Fall 2016 Special Issue, Volume 23, No. 2, featuring work from the 2015 LD Forum on “Learners as Teachers: What Teachers Learn From Their Learners” and the 2015 “Creating Community: Learning Together 2” informal afternoon conference

Editors:  Lee Arnold, Andy Barfield, Charlotte Murakami, and Alison Stewart   At the end of 2015, the Learner Development SIG (LD SIG) organized two events—a Forum at the JALT 2015 International Conference in Shizuoka on the theme of Learners as Teachers: What Teachers Learn From Their Learners and an informal afternoon conference, Creating Community: Learning Together 2 (CCLT2), at Otsuma Women’s University in Tokyo. The writing in this third Special Issue of Learning Learning features eight short papers from presentations at those two events. The editors hope that reading the work in this special issue of Learning Learning will prompt readers to respond with insights from their own experiences or to embark on research of their own to continue to create new understandings of learner development.

Fall 2015 Special Issue, Volume 22, No. 2, Proceedings of the JALT Learner Development 20th Anniversary “Exploring Learning Development: Practices, Pedagogies, Puzzles and Research” Conference          

Editors: Tim Ashwell and Glenn Magee   The JALT Learner Development SIG’s 20th anniversary conference (“LD20”), Exploring Learner Development: Practices, Pedagogies, Puzzles and Research, was held at Gakushuin University, Tokyo on November 23-24 2013 to explore issues in learner development and to celebrate the achievements of the SIG over the previous 20 years. Guest speakers included two founding members of the group, Naoko Aoki and Richard Smith, as well as Kensaku Yoshida, Professor and Director, Center of Language Education and Research, Sophia University, and Phil Benson, Professor in Linguistics and Director of the Centre for Popular Culture in the Humanities, Hong Kong Institute of Education. In addition to the plenary sessions, more than 50 concurrent sessions ran over the two days in presentation, colloquium, forum, discussion, workshop and poster formats. The papers in this second Special Issue of Learning Learning are written by presenters at six of these sessions and reflect the diversity of themes explored at the conference and the range of interests among the LD SIG community.
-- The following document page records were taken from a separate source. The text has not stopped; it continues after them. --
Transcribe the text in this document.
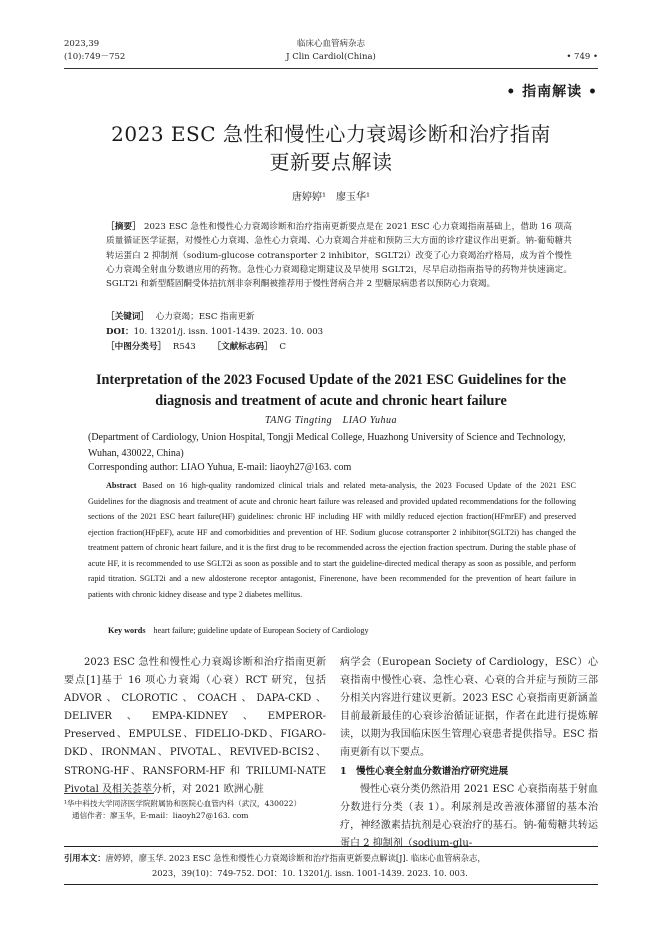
2023,39
(10):749－752
临床心血管病杂志
J Clin Cardiol(China)	• 749 •
• 指南解读 •
2023 ESC 急性和慢性心力衰竭诊断和治疗指南
更新要点解读
唐婷婷¹　廖玉华¹
［摘要］ 2023 ESC 急性和慢性心力衰竭诊断和治疗指南更新要点是在 2021 ESC 心力衰竭指南基础上，借助 16 项高质量循证医学证据，对慢性心力衰竭、急性心力衰竭、心力衰竭合并症和预防三大方面的诊疗建议作出更新。钠-葡萄糖共转运蛋白 2 抑制剂（sodium-glucose cotransporter 2 inhibitor，SGLT2i）改变了心力衰竭治疗格局，成为首个慢性心力衰竭全射血分数谱应用的药物。急性心力衰竭稳定期建议及早使用 SGLT2i，尽早启动指南指导的药物并快速滴定。SGLT2i 和新型醛固酮受体拮抗剂非奈利酮被推荐用于慢性肾病合并 2 型糖尿病患者以预防心力衰竭。
［关键词］ 心力衰竭；ESC 指南更新
DOI：10. 13201/j. issn. 1001-1439. 2023. 10. 003
［中图分类号］ R543 ［文献标志码］ C
Interpretation of the 2023 Focused Update of the 2021 ESC Guidelines for the
diagnosis and treatment of acute and chronic heart failure
TANG Tingting　LIAO Yuhua
(Department of Cardiology, Union Hospital, Tongji Medical College, Huazhong University of Science and Technology, Wuhan, 430022, China)
Corresponding author: LIAO Yuhua, E-mail: liaoyh27@163. com
Abstract Based on 16 high-quality randomized clinical trials and related meta-analysis, the 2023 Focused Update of the 2021 ESC Guidelines for the diagnosis and treatment of acute and chronic heart failure was released and provided updated recommendations for the following sections of the 2021 ESC heart failure(HF) guidelines: chronic HF including HF with mildly reduced ejection fraction(HFmrEF) and preserved ejection fraction(HFpEF), acute HF and comorbidities and prevention of HF. Sodium glucose cotransporter 2 inhibitor(SGLT2i) has changed the treatment pattern of chronic heart failure, and it is the first drug to be recommended across the ejection fraction spectrum. During the stable phase of acute HF, it is recommended to use SGLT2i as soon as possible and to start the guideline-directed medical therapy as soon as possible, and perform rapid titration. SGLT2i and a new aldosterone receptor antagonist, Finerenone, have been recommended for the prevention of heart failure in patients with chronic kidney disease and type 2 diabetes mellitus.
Key words heart failure; guideline update of European Society of Cardiology

2023 ESC 急性和慢性心力衰竭诊断和治疗指南更新要点[1]基于 16 项心力衰竭（心衰）RCT 研究，包括 ADVOR、CLOROTIC、COACH、DAPA-CKD、DELIVER、EMPA-KIDNEY、EMPEROR-Preserved、EMPULSE、FIDELIO-DKD、FIGARO-DKD、IRONMAN、PIVOTAL、REVIVED-BCIS2、STRONG-HF、RANSFORM-HF 和 TRILUMI-NATE Pivotal 及相关荟萃分析，对 2021 欧洲心脏

病学会（European Society of Cardiology，ESC）心衰指南中慢性心衰、急性心衰、心衰的合并症与预防三部分相关内容进行建议更新。2023 ESC 心衰指南更新涵盖目前最新最佳的心衰诊治循证证据，作者在此进行提炼解读，以期为我国临床医生管理心衰患者提供指导。ESC 指南更新有以下要点。

1　慢性心衰全射血分数谱治疗研究进展

慢性心衰分类仍然沿用 2021 ESC 心衰指南基于射血分数进行分类（表 1）。利尿剂是改善液体潴留的基本治疗，神经激素拮抗剂是心衰治疗的基石。钠-葡萄糖共转运蛋白 2 抑制剂（sodium-glu-

¹华中科技大学同济医学院附属协和医院心血管内科（武汉，430022）
通信作者：廖玉华，E-mail：liaoyh27@163. com
引用本文：唐婷婷，廖玉华. 2023 ESC 急性和慢性心力衰竭诊断和治疗指南更新要点解读[J]. 临床心血管病杂志，
2023，39(10)：749-752. DOI：10. 13201/j. issn. 1001-1439. 2023. 10. 003.
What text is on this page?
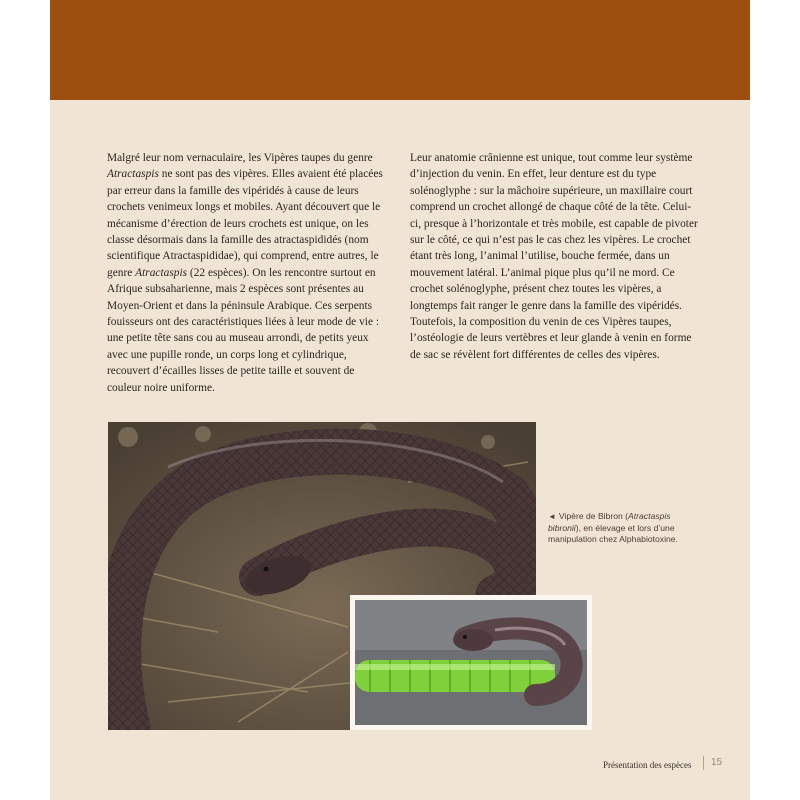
Malgré leur nom vernaculaire, les Vipères taupes du genre Atractaspis ne sont pas des vipères. Elles avaient été placées par erreur dans la famille des vipéridés à cause de leurs crochets venimeux longs et mobiles. Ayant découvert que le mécanisme d’érection de leurs crochets est unique, on les classe désormais dans la famille des atractaspididés (nom scientifique Atractaspididae), qui comprend, entre autres, le genre Atractaspis (22 espèces). On les rencontre surtout en Afrique subsaharienne, mais 2 espèces sont présentes au Moyen-Orient et dans la péninsule Arabique. Ces serpents fouisseurs ont des caractéristiques liées à leur mode de vie : une petite tête sans cou au museau arrondi, de petits yeux avec une pupille ronde, un corps long et cylindrique, recouvert d’écailles lisses de petite taille et souvent de couleur noire uniforme.

Leur anatomie crânienne est unique, tout comme leur système d’injection du venin. En effet, leur denture est du type solénoglyphe : sur la mâchoire supérieure, un maxillaire court comprend un crochet allongé de chaque côté de la tête. Celui-ci, presque à l’horizontale et très mobile, est capable de pivoter sur le côté, ce qui n’est pas le cas chez les vipères. Le crochet étant très long, l’animal l’utilise, bouche fermée, dans un mouvement latéral. L’animal pique plus qu’il ne mord. Ce crochet solénoglyphe, présent chez toutes les vipères, a longtemps fait ranger le genre dans la famille des vipéridés. Toutefois, la composition du venin de ces Vipères taupes, l’ostéologie de leurs vertèbres et leur glande à venin en forme de sac se révèlent fort différentes de celles des vipères.

◄ Vipère de Bibron (Atractaspis bibronii), en élevage et lors d’une manipulation chez Alphabiotoxine.
Présentation des espèces 15
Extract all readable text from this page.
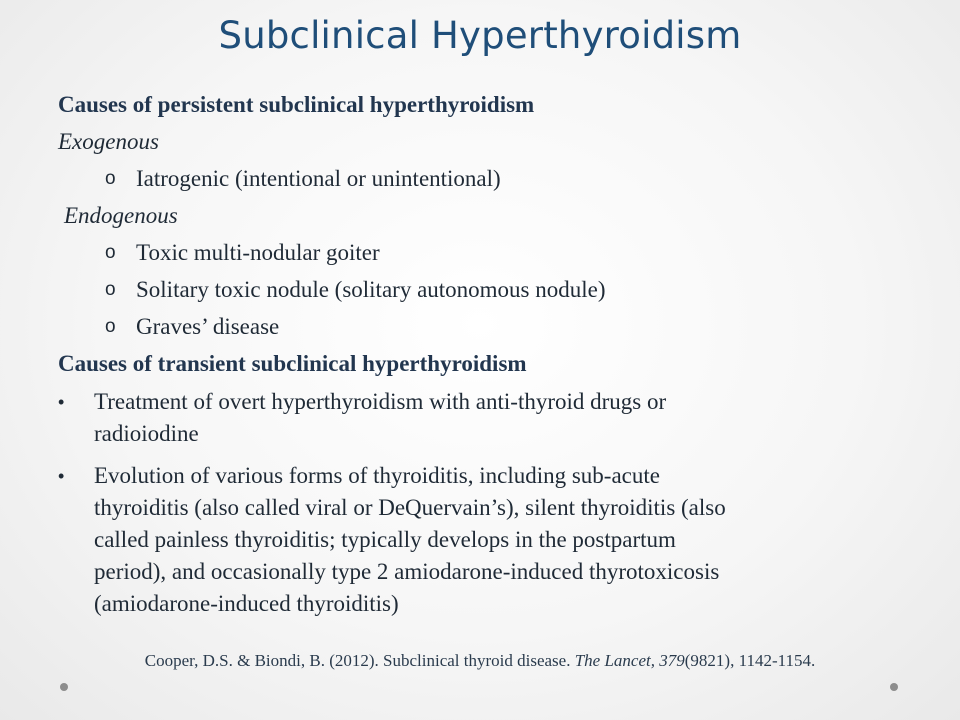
Subclinical Hyperthyroidism
Causes of persistent subclinical hyperthyroidism
Exogenous
o Iatrogenic (intentional or unintentional)
Endogenous
o Toxic multi-nodular goiter
o Solitary toxic nodule (solitary autonomous nodule)
o Graves’ disease
Causes of transient subclinical hyperthyroidism
• Treatment of overt hyperthyroidism with anti-thyroid drugs or
radioiodine
• Evolution of various forms of thyroiditis, including sub-acute
thyroiditis (also called viral or DeQuervain’s), silent thyroiditis (also
called painless thyroiditis; typically develops in the postpartum
period), and occasionally type 2 amiodarone-induced thyrotoxicosis
(amiodarone-induced thyroiditis)
Cooper, D.S. & Biondi, B. (2012). Subclinical thyroid disease. The Lancet, 379(9821), 1142-1154.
Summer 2012 Special Issue, Volume 19, No. 2, 2012, Proceedings of the JALT Learner Development SIG Realizing Autonomy Conference          

Editors: Alison Stewart & Kay Irie  The “Realizing Autonomy” Conference, which was held on October 29th, 2011 at Nanzan University, Nagoya, marked the publication by Palgrave Macmillan of the Learner Development Special Interest Group’s book, Realizing Autonomy: Practice and Reflection in Language Education Contexts (2012). The conference provided not only an occasion for teachers to share current and past practices and insights, but also to look to the future and consider new aspects of and directions for enhancing learning. Each of the articles that appears in this first Special Issue of Learning Learning represents the wide range of interests and types of presentation at the conference and offers insights and departures for practice and research of autonomy and development in language education that are quite different and new. The issue also includes a profile of Richard Pemberton’s life and work, and this stands as the final entry in these Proceedings.